REPUBLIKA.CO.ID, Oleh Wahyu Suryana, Silvy Dian Setiawan
Wafatnya seorang pengayuh becak berusia 84 tahun bernama Bilal di Yogyakarta jadi salah satu peristiwa pilu pandemi Covid-19 di Tanah Air. Bilal meninggal di atas becaknya sendiri di Jalan Magangan Kulon, Kelurahan Patehan, Kemantren Kraton, Kota Yogyakarta, Senin (19/7).
Di samping pintu masuk Bangsal Magangan Kraton Yogyakarta, Bilal ditemukan meninggal dunia selepas Maghrib setelah seorang warga berniat memberi makanan menemukan Bilal tidak memberi reaksi. Setelah melapor ke Ketua RT dan Babinkamtibmas Polsek Kraton, dilakukan tes antigen dan baru diketahui Bilal terpapar corona.
Walau memiliki KTP Patehan, Bilal tidak memiliki rumah di Patehan dan setiap hari memang tidur di becaknya. Lurah Patehan, Handani, sempat mendatangi rumah anak perempuan Bilal, Siti Lestari, yang ada di Kabupaten Bantul. Namun, anak dan menantu Bilal mengaku tidak memiliki biaya untuk melakukan penguburan kepada jenazah Bilal.
Setelah itu, Handani mengirim surat ke Dinas Sosial Kota Yogyakarta, namun tidak pula bisa mendapatkan bantuan untuk biaya penguburan. Pasalnya, Bilal memiliki KTP di Kalurahan Patehan dan tidak masuk kriteria orang terlantar.
Akibatnya, jenazah Bilal sempat terlantar selama tiga hari di RSUD Kota Yogyakarta.
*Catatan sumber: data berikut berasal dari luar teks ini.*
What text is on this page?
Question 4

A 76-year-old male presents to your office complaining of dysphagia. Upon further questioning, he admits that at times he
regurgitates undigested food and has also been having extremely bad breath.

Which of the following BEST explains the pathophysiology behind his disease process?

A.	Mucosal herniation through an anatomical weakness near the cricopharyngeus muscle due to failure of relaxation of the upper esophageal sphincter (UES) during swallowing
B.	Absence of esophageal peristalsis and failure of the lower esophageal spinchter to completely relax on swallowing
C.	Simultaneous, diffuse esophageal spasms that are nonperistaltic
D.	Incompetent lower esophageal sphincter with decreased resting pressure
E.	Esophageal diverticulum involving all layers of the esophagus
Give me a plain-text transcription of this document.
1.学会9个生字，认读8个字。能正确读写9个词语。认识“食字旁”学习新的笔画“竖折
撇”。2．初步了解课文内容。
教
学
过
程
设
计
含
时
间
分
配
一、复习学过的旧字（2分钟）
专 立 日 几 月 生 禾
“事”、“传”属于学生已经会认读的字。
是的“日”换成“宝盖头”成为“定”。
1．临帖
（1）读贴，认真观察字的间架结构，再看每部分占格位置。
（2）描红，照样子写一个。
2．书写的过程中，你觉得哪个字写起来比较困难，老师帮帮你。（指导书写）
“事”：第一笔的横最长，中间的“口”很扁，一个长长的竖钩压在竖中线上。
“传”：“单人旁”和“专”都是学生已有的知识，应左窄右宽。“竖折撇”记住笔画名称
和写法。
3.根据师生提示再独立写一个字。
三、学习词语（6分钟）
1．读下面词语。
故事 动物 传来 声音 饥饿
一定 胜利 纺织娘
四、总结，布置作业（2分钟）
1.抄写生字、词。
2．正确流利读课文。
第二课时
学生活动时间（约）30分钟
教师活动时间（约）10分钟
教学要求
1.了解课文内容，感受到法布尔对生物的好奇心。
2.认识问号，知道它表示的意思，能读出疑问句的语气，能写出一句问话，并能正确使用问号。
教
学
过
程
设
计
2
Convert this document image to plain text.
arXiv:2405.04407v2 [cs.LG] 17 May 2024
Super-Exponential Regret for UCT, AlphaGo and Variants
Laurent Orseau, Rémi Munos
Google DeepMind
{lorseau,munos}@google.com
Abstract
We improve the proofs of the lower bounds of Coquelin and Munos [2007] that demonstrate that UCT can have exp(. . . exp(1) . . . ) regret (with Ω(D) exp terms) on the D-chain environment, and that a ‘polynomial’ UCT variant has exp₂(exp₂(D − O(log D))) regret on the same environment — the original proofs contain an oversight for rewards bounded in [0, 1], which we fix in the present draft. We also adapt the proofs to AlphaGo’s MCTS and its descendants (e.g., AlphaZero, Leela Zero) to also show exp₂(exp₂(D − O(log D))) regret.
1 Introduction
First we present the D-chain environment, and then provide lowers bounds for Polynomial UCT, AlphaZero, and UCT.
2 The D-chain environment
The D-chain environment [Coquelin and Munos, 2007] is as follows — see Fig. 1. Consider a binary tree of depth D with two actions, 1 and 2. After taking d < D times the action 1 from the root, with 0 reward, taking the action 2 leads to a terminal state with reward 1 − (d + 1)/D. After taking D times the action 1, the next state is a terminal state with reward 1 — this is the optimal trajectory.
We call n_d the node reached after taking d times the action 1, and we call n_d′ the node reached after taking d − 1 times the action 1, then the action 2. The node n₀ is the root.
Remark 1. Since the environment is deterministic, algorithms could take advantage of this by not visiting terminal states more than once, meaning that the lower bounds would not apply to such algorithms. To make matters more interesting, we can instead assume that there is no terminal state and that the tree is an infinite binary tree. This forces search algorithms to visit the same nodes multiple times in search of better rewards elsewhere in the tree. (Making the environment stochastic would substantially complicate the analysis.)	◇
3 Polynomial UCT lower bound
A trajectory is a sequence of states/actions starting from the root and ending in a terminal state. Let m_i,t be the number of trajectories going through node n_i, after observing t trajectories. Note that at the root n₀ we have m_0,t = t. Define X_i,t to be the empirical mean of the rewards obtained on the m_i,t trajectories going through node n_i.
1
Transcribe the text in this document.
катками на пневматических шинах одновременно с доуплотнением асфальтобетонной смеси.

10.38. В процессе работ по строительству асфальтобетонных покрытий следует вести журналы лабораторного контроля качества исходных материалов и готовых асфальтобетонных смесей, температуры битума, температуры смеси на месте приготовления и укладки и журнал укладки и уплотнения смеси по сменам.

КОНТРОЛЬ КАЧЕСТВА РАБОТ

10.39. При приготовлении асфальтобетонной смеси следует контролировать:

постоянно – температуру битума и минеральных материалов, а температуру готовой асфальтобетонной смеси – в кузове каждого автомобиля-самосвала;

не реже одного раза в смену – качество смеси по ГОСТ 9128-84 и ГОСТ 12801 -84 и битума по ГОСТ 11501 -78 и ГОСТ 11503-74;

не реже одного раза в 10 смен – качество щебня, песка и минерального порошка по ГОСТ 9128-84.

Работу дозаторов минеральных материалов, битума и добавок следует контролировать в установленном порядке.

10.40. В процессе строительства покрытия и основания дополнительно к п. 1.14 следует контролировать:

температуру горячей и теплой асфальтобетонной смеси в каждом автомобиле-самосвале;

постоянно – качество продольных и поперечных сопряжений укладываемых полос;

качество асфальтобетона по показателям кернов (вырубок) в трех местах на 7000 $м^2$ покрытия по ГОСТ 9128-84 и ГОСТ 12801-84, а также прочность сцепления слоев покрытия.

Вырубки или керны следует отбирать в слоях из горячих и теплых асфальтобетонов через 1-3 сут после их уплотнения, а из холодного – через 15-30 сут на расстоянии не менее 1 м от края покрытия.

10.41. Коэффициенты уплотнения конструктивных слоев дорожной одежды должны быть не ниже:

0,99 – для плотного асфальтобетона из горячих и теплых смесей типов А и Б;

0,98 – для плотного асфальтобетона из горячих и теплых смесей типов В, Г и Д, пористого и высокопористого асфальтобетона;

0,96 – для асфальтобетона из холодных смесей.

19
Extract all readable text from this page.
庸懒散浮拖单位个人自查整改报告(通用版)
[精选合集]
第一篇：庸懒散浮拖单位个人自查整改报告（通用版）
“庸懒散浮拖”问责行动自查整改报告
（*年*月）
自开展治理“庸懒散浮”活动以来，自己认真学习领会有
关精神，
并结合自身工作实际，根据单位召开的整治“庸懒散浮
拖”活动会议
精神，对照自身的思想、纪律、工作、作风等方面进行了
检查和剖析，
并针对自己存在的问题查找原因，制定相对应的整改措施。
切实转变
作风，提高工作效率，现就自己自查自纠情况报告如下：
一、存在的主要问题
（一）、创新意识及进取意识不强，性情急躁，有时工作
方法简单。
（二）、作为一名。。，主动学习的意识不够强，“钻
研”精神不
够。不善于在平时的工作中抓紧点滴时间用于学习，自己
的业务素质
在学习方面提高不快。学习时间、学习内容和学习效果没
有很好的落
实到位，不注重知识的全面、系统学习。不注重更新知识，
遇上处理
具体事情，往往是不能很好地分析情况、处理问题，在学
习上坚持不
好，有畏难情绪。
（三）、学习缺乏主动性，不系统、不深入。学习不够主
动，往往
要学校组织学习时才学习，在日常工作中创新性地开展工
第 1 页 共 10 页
Handani mencari makam dan berinisiatif memakai uang pribadinya Rp 5 juta untuk penguburan Bilal di Pemakaman Karanganyar, Kecamatan Mergangsan.
In Picture: Jumlah Kematian Harian Covid-19 Tembus Angka 2.000
"Karena saya memang harus mengambil satu keputusan dan sudah mentok, keluarga kurang merespon, tapi bagaimana caranya Pak Bilal agar bisa dikuburkan karena sudah tiga hari di rumah sakit," kata Handani kepada Republika, Selasa (27/7).
Walaupun sempat kebingungan, ia terus mencari pemakaman yang mudah, murah dan cepat. Setelah mendapatkan lokasi, Handani meminta bantuan Tim Kubur Cepat BPBD Kota Yogyakarta untuk membantu mengurus jenazah Bilal. Ia mengaku bersyukur, pada Kamis (22/7) dini hari sekitar 02.00 jenazah Bilal akhirnya dapat dimakamkan.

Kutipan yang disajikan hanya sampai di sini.